Birçok yılanın, gezinmelerine ve avlarını bulmalarına yardımcı olan hassas kızılötesi dedektörlere sahip olduğu bilinmektedir. Laboratuvar koşullarında, yılanlar gözlerini sıvayarak geçici olarak körleştirildi ve kurbanın boynuna, kulakların arkasına - farenin keskin kesici dişleriyle savaşamayacağı yere - anında zehirli diş darbesiyle bir fareye vurabildikleri ortaya çıktı. Böyle bir doğruluk, yalnızca yılanın bulanık bir ısı noktasını görme yeteneği ile açıklanamaz.

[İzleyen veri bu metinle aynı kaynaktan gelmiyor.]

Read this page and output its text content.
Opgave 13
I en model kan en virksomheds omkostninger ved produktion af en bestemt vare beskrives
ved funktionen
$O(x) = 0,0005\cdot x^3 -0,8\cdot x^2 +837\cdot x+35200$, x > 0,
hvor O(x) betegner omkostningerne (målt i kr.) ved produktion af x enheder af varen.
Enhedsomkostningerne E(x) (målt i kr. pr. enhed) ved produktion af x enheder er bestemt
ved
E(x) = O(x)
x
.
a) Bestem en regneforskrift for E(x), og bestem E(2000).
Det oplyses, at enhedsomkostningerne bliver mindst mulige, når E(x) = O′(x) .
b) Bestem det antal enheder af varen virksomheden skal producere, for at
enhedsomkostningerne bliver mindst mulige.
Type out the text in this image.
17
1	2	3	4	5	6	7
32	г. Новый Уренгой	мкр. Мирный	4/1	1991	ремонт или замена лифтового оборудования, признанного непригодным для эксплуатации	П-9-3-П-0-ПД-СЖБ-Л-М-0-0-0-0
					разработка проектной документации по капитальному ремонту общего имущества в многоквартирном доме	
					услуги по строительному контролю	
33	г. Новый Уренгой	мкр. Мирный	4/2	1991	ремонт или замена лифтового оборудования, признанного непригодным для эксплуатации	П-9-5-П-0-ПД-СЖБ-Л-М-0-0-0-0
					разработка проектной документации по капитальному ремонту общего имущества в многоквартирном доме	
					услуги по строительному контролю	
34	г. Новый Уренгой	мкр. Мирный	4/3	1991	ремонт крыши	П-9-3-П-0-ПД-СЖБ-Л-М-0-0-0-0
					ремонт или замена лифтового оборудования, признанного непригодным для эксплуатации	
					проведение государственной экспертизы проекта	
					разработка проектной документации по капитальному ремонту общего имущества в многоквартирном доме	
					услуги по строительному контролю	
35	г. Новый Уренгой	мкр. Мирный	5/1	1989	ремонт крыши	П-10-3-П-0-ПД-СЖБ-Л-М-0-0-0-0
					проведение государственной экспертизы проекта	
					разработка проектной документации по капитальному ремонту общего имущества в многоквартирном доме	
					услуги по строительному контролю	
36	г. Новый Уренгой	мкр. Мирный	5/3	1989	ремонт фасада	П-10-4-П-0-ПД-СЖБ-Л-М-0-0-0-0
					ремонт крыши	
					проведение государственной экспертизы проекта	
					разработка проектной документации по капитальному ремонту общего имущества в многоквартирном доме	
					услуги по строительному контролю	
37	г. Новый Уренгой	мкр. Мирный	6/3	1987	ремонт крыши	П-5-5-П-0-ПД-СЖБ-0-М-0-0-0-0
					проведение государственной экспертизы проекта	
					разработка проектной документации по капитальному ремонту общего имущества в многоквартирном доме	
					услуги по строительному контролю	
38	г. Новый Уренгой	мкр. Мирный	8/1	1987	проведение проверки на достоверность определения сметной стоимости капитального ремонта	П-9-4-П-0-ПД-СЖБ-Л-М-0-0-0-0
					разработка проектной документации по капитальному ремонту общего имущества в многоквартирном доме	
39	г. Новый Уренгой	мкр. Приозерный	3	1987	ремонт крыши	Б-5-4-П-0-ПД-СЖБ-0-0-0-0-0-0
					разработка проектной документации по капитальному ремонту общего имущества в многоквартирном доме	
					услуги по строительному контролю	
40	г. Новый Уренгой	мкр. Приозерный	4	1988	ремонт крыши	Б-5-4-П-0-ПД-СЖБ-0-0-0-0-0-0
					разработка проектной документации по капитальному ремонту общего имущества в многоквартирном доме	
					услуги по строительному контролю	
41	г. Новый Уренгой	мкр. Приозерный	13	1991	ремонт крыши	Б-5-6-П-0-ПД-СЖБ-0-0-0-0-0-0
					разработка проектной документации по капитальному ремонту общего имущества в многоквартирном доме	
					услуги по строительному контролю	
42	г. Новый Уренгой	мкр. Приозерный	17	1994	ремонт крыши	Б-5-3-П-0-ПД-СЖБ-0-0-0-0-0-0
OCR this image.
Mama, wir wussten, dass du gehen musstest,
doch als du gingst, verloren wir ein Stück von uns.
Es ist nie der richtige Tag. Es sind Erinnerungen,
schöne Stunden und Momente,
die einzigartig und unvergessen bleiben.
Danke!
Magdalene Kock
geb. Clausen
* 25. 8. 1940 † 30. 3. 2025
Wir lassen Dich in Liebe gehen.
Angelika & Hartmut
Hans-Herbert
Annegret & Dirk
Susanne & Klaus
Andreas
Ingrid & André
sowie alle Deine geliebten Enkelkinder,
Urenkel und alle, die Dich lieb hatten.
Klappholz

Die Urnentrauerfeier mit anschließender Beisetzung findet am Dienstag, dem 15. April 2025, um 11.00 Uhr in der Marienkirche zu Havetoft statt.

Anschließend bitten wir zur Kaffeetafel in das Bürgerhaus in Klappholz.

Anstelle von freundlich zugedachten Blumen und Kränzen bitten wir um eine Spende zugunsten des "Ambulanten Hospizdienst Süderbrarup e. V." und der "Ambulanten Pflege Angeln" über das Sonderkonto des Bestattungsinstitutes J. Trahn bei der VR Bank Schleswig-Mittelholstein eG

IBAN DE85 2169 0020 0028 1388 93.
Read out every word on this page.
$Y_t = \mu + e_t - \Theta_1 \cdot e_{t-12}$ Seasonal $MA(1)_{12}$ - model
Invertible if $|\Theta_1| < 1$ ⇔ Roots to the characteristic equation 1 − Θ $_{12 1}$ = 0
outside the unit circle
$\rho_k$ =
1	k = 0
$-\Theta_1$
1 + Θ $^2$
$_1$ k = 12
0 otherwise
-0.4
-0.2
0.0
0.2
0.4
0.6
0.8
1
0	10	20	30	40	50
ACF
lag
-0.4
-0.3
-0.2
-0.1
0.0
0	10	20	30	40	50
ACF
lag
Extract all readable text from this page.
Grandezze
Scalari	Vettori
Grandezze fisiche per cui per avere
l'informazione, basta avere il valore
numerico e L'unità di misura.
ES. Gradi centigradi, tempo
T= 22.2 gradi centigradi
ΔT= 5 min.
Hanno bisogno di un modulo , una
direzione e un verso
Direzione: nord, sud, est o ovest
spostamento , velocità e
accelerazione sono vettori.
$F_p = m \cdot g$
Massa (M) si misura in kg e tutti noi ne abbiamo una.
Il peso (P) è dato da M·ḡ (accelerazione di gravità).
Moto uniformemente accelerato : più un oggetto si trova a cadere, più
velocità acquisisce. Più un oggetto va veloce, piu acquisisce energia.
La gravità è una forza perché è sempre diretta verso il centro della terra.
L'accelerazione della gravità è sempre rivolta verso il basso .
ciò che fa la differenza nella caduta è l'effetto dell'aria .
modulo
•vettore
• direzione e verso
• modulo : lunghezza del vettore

Çukur engereklerinin başının ön tarafının yanlarında, ısıya duyarlı zarların bulunduğu (bu gruba adını veren) çöküntüler vardır. Termal membran nasıl "odaklanır"? Bu cismin camera obscura prensibine göre çalıştığı varsayılmıştır. Bununla birlikte, deliklerin çapı bu prensibi uygulamak için çok büyüktür ve sonuç olarak, yalnızca bir yılan fırlatmasının benzersiz doğruluğunu sağlayamayan çok bulanık bir görüntü elde edilebilir. Açıkçası, her şey yılanların kızılötesi görüntüyü bir şekilde işleme ve onu parazitten "temizleme" yeteneğiyle ilgili.

Bilim adamları, hem hareket eden avdan gelen termal "gürültüyü" hem de dedektör zarının kendisinin işleyişiyle ilgili hataları hesaba katan ve filtreleyen bir model geliştirdiler. Modelde, 2.000 termal reseptörün her birinden gelen bir sinyal, kendi nöronunun uyarılmasına neden olur, ancak bu uyarımın yoğunluğu, diğer sinir hücrelerinin her birine verilen girdiye bağlıdır. Bilim adamları, etkileşen alıcılardan gelen sinyalleri modellere entegre ederek, yüksek düzeyde dış gürültüde bile çok net termal görüntüler elde edebildiler. Ancak dedektör membranlarının çalışmasıyla ilgili nispeten küçük hatalar bile görüntüyü tamamen bozabilir. Bu tür hataları en aza indirmek için membran kalınlığı 15 mikrometreyi geçmemelidir. Ve çukur engereklerinin zarlarının tam olarak bu kalınlığa sahip olduğu ortaya çıktı.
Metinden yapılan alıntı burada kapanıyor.